Connecticut will also have a shortfall.
A growing number of states are concerned that increased Medicaid demand will pull funds from other areas, especially because all states except Vermont must end their fiscal years with balanced budgets.
Last week’s report from the National Governors Association and National Association of State Budget Officers found that 32 states increased spending on Medicaid in their fiscal 2013 budgets. Excluding Texas, total state spending on the program will likely rise $4.1 billion from last year.
Outside of growing costs, there are two other factors why states are expanding spending: less federal funding and changing eligibility.
The 2009 federal economic stimulus plan included roughly $100 billion in extra funds for Medicaid. That money has run out, and states are having to cover a larger share of the costs.
The NGA and NASBO found that in fiscal 2011 state funds for Medicaid increased by 20.3 percent and federal funds rose 4.1 percent from the year before. The next year, state funding continued to grow by 16.2 percent, but federal money for the program fell 7.8 percent.
The Affordable Care Act, also known as Obamacare, expanded eligibility for Medicaid and provided for 100 percent reimbursement for all new enrollees for a few years. That proportion tapers off to 90 percent in 2020.
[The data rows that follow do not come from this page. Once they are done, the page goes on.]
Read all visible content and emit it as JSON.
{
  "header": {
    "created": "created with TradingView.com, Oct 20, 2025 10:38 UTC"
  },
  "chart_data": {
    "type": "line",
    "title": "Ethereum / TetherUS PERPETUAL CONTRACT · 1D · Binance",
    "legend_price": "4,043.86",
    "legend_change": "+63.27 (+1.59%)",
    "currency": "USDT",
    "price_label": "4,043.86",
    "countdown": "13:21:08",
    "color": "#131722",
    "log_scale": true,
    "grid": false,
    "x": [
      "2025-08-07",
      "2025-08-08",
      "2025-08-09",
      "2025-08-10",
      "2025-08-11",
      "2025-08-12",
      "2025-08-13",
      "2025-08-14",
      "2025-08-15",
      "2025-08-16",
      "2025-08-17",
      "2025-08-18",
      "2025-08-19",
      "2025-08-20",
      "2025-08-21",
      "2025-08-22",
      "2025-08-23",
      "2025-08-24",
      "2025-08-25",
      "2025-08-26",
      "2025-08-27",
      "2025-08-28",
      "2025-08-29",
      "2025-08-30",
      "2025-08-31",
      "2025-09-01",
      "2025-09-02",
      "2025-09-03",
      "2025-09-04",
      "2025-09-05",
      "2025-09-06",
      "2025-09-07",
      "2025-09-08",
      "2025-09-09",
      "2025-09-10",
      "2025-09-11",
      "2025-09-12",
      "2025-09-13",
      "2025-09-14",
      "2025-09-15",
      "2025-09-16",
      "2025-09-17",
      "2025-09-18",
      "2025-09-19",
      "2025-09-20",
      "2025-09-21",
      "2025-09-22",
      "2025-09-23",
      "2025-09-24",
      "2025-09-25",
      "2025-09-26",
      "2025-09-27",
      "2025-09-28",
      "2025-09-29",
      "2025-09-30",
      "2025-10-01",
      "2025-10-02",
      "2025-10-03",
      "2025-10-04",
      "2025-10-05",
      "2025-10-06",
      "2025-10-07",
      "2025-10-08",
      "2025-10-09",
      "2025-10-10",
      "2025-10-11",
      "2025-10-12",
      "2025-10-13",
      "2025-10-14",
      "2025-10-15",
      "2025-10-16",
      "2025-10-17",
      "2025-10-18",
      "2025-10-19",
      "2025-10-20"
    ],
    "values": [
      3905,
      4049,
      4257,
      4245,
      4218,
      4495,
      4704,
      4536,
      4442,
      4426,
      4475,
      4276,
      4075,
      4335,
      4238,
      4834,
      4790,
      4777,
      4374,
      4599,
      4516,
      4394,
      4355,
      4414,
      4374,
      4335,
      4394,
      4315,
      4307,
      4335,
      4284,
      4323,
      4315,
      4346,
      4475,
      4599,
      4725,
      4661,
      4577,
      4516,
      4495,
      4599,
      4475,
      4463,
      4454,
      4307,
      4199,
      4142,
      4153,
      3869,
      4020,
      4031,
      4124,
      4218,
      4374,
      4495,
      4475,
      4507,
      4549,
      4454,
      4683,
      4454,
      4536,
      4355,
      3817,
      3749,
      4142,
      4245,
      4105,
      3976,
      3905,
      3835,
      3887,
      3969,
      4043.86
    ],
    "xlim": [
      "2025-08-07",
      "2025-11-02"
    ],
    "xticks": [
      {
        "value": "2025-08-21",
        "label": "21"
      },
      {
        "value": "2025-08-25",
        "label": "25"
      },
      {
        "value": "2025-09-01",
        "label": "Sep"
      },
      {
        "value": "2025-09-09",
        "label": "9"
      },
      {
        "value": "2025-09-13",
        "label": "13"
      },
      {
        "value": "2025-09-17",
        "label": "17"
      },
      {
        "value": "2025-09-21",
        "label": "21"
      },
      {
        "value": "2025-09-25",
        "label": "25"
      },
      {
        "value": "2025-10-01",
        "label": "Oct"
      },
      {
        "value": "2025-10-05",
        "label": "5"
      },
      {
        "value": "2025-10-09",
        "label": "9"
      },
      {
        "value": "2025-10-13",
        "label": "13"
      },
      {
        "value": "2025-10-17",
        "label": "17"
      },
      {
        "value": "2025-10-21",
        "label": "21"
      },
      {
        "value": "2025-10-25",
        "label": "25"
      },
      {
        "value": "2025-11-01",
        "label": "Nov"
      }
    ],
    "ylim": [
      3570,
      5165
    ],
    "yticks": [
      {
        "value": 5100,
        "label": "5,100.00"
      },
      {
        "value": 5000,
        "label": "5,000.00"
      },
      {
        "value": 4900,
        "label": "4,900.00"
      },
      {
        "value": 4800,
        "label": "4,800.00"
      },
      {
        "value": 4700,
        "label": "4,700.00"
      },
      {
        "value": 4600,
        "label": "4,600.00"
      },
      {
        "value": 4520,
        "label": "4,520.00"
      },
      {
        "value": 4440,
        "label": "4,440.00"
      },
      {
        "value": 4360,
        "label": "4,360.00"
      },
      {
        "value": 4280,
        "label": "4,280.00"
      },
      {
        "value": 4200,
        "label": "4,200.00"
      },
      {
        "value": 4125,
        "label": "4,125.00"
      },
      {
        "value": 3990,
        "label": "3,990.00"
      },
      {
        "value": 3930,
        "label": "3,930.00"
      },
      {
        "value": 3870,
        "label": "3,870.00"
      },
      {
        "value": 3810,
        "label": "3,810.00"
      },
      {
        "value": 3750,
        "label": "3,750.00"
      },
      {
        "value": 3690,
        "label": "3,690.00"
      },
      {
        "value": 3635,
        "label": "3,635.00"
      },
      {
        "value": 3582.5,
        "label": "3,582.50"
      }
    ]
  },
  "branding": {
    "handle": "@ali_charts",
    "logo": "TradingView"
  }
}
The Supreme Court, though, has decided states can opt out of the expansion.
Virginia and other states with Republican leadership have said they will not participate. Many cite the costs of overseeing the bulked up program and the uncertainty in federal guidance. Others intend to participate in Obamacare, which also relies on the states to create health insurance exchanges, as little as possible.
On the other side, some states have already covered people whose incomes are just above the threshold to qualify for Medicaid. The additional funds from Obamacare will help them pay for their already-expanded programs. Some states say they will save money from the expansion, expecting the amounts they must spend on uncompensated care for the uninsured to drop.
Regardless, most states are not primed to cover any new surge in spending demands that could spring from a fresh economic downturn.
The NCSL found states’ revenues are only slowly growing after collapsing in the 2007-09 recession. Two-thirds of states and the District of Columbia told NCSL their revenues are stable and likely to meet projections used in drafting their budgets. Many are hunkering down and keeping spending low in case their revenues again plummet in the face of federal deficit cutting, international debt crises, or a new recession.
“Three and a half years following the official end of the recession, state officials face the prospect that slow and steady growth may be the ‘new normal,'” NCSL said. “With the unpredictability of recent fiscal years, stable is not necessarily a bad position for states but enough uncertainty lingers on the horizon to create a fragile situation for state budgets.”